プロローグ・こうして物語は始まった。
新連載です!
よろしくお願いします(*^^*)
「エレナ、僕の専属侍女になってほしい」
フェルナンに逃がさないとばかりに両手で握られたエレナの右手が、温もりよりも強く痛みを感じていた。
「──どういうことですか!?」
「昨日の夜会で、僕は数年ぶりに服装を褒められた。君のお陰だ!」
呆然としたエレナの目の前で、ぼさぼさの黒髪の隙間から覗く灰色の瞳を輝かせ、この家の主人が言う。
お洒落など全く意識していないだろう無骨なデザインの眼鏡に、地味な灰色の宮廷衣装。シャツとクラヴァットまで同色という徹底ぶりだ。中途半端な長さの髪を一つに束ねているのはリボンではなく、書類を纏めるときに使う革紐。背が高く細身なのは良いが、あまりに白い肌と、頭と肩に薄く積もった埃のお陰で、根暗な印象にしかならない。
正直なところあまりお近付きになりたいタイプではなく、勿論女性をときめかせるような見た目ではない。
本当にこの人が次期宰相と目される切れ者なのか。エレナだけでなく、侍女仲間達も内心では疑問に思っているのではないだろうか。
「え、っと。あの、私……そんなつもりじゃなかったんです!」
ただ服を濡らしてしまったから、代わりの服を選んだだけ。夜会服のコーディネートなど、服飾に強い領地を持つ子爵家育ちのエレナにとっては、趣味の一環のようなものだった。
「君の意見は聞いていない。ただ、僕がそうしたいから言っているんだ。……何か不満があるかい?」
「何故私なのですか!? この程度、他の者でもできますよ!」
「選ぶことはできるだろうが、私に着せることはできないだろうね」
「それは……っ」
公爵家で侍女として働き始めて二ヶ月。エレナは、雇い主の顔を知らなかった。
公爵で、こんなにも大きく立派な邸の主人が、まさかこんなに冴えない見た目の男だったとは思いもしなかった。てっきり親戚の誰かだと思っていた。フェルナンが主人だと知っていれば、あんなことはしなかったのに。

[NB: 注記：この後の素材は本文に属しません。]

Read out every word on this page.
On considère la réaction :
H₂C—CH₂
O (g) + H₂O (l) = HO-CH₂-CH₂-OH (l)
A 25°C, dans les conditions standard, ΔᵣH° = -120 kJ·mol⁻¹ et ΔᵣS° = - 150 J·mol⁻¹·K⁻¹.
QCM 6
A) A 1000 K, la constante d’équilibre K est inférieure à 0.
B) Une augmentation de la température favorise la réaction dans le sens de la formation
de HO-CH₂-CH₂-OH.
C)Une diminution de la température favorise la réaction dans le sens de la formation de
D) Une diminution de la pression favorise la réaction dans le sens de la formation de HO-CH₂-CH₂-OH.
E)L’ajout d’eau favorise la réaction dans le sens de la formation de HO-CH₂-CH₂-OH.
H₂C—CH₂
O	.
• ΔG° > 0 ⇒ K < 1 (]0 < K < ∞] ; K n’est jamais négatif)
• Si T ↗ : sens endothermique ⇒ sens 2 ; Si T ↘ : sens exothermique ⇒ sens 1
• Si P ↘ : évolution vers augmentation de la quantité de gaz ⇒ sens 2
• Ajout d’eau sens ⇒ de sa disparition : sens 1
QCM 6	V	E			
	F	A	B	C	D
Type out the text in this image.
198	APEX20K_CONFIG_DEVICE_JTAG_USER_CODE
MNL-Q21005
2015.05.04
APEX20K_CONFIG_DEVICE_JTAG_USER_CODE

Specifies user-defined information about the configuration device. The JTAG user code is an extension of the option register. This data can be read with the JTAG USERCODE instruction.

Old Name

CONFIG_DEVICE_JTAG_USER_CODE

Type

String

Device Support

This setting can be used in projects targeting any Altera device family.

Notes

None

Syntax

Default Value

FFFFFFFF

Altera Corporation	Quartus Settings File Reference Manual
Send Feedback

「僕の呪いに勝てるのは君だけだ。君のような女性を待っていたんだ。どうか、僕だけの侍女になってくれ!」
呪いなどという非現実的なもの、エレナは信じていない。事実、そんなものがあると理解した今であっても、目の前の男を直視することに躊躇いがある。エレナの背後では、使用人頭のバルドが逃がさないとばかりに目を光らせている。
勤める家の主人に懇願され、逃げ道も絶たれ、断ることができる人間がいるだろうか。エレナは今日までの平和だった生活を諦め、嫌々ながら頷いたのだった。